Understanding the Basics
Before diving into the calculation process, it’s important to understand the basics of holiday pay in Ontario. Under the ESA, employees are entitled to paid holidays, which include Christmas Day, New Year’s Day, Good Friday, Victoria Day, Canada Day, and Labour Day. If an employee works on a holiday, they are entitled to receive either their regular pay for that day or a paid day off with public holiday pay.
Calculating Holiday Pay for Employees on an Hourly Wage
If an employee is on an hourly wage, their holiday pay is calculated based on the number of hours they would have worked during the holiday. Here’s how to calculate it:
1. Determine the number of hours the employee would have worked on the holiday. This can be calculated by dividing the employee’s regular work hours per week by the number of workdays in a week, and then multiplying that by the number of hours the employee works per day.
2. Multiply the number of hours from step 1 by the employee’s regular hourly wage.
3. Add any other pay, such as overtime, bonuses, or commissions, that the employee would have earned on the holiday.
4. Divide the total from step 3 by the number of days in the pay period to get the daily rate.
5. Multiply the daily rate from step 4 by the number of days the employee is entitled to holiday pay.
For example, if an employee works 40 hours per week and has a regular hourly wage of $20, and the holiday pay period is 5 days, the calculation would be as follows:
40 hours/week ÷ 5 days/week = 8 hours/day
8 hours/day × $20/hour = $160
$160 × 5 days = $800
The employee’s holiday pay for the 5-day holiday pay period would be $800.
Calculating Holiday Pay for Employees on a Salary
For employees on a salary, the calculation is slightly different. Here’s how to calculate holiday pay for a salaried employee:
1. Divide the employee’s annual salary by the number of weeks in a year (52 weeks).
2. Divide the result from step 1 by the number of days the employee is entitled to holiday pay.
3. Multiply the result from step 2 by the number of days the employee is entitled to holiday pay.
For example, if an employee earns a salary of $40,000 per year and is entitled to 5 days of holiday pay, the calculation would be as follows:
$40,000/52 weeks = $769.23 per week
$769.23/5 days = $153.85 per day
$153.85 × 5 days = $769.23
The employee’s holiday pay for the 5-day holiday pay period would be $769.23.
Understanding Public Holiday Pay
In addition to the regular holiday pay, employees may also be entitled to public holiday pay if they work on a public holiday. Public holiday pay is calculated as the greater of:
1. The employee’s regular pay for the day they worked, or
2. The employee’s regular pay for a typical workday, plus the amount the employee would have earned for working on the public holiday.

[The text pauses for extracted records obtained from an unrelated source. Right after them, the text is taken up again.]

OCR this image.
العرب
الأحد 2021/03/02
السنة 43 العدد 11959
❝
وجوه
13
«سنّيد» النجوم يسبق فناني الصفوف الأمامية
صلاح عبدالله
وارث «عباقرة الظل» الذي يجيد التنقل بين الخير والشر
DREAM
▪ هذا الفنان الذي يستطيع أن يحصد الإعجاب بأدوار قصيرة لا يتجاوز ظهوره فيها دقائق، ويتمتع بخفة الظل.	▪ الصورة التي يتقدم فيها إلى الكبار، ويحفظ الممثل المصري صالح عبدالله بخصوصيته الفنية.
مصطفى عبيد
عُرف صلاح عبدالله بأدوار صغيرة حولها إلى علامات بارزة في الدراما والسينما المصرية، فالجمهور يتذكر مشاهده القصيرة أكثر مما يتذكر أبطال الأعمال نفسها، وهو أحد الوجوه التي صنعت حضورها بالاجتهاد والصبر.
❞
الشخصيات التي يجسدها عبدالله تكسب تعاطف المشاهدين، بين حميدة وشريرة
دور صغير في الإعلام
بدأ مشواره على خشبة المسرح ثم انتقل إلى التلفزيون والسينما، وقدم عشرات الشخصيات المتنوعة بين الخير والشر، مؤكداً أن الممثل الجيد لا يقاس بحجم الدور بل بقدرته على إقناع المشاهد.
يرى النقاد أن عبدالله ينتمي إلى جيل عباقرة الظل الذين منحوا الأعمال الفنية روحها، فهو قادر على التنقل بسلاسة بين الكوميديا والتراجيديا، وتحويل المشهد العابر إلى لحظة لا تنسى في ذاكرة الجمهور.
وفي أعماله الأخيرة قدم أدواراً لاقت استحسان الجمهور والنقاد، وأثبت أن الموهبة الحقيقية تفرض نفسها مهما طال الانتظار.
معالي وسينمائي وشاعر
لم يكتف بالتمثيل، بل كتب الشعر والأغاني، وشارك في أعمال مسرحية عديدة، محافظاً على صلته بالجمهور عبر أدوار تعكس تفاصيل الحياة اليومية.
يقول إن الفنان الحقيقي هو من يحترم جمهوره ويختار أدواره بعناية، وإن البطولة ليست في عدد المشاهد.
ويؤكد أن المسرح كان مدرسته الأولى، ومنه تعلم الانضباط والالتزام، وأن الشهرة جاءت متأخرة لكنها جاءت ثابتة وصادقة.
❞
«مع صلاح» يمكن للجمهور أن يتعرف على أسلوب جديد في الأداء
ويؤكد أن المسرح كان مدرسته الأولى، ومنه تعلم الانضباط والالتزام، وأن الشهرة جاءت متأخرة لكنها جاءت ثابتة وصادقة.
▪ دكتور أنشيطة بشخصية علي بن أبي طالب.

It’s important to note that the calculation of public holiday pay can vary depending on the employee’s employment agreement and the specific circumstances of their employment.
Conclusion
Calculating holiday pay in Ontario requires attention to detail and an understanding of the province’s employment standards. By following the steps outlined in this article, both employers and employees can ensure that holiday pay is calculated correctly and fairly. Always refer to the ESA or consult with an employment lawyer or HR professional if you have any questions or concerns regarding holiday pay in Ontario.